I unfriended one of my oldest friends this month. On Facebook of course. How else would someone unfriend someone? FB is responsible for the term "unfriend" or is it "defriend?" They turned "friend" into a verb. Bright guys over there at Facebook.
In days gone by, you'd just stop hanging out. You would stop calling. You would avoid each other at parties. You'd cross them off your Christmas card list.
But on Facebook, it gets tricky. Since the term "friend" is used loosely to define anyone you are connected to on the site, and membership has certain privileges of access, those friends, genuinely or loosely defined, have a unique ability to know your business, observe with whom you correspond, and if they are so inclined, to take issue with what you do or even interfere.
A reasonable person knows the exposure problem and manages their facetime on Facebook. (This is where teenagers get tripped up. They may think they want to blab hither and yon about something, but they don't consider the reach some things have).
But as I've said, a reasonable person manages the information they share. Won't air any dirty laundry on the web.
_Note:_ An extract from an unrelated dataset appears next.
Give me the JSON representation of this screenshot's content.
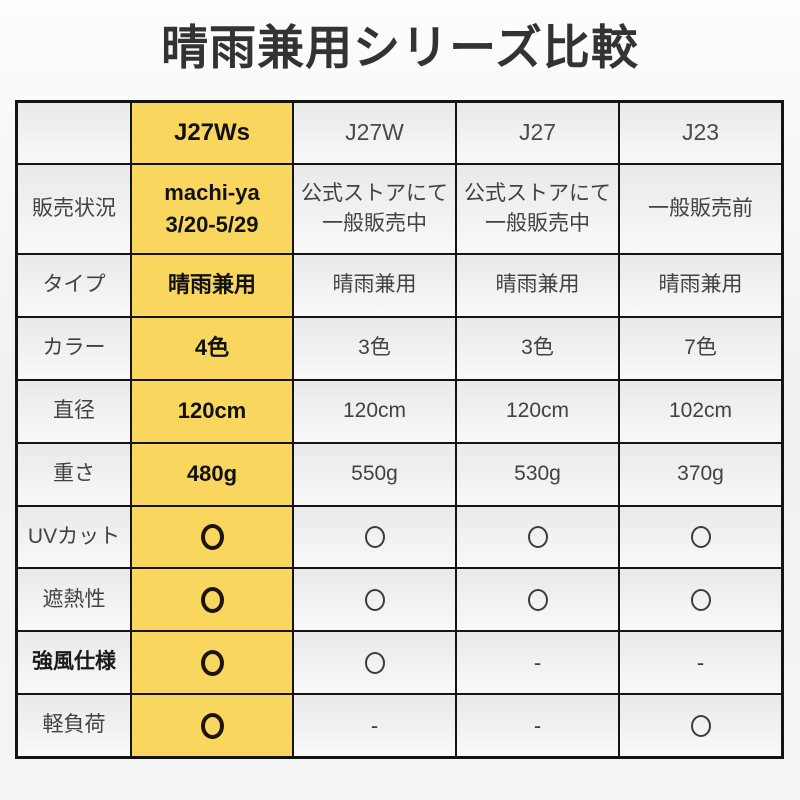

This is not the place to call out your philandering husband or yak about your argument with your girlfriend, or snark about your wretched colleague at the office or your belligerent student.
The diciest places I'll go are to express a political opinion or comment on a public interest story. I won't even publicly criticize someone else's opinion. I may express a different one, but opinions, as you know, are our entitlement.
But there are people who have more nefarious uses for Facebook.
And unfortunately, this friend of mine turned out to be one of those people.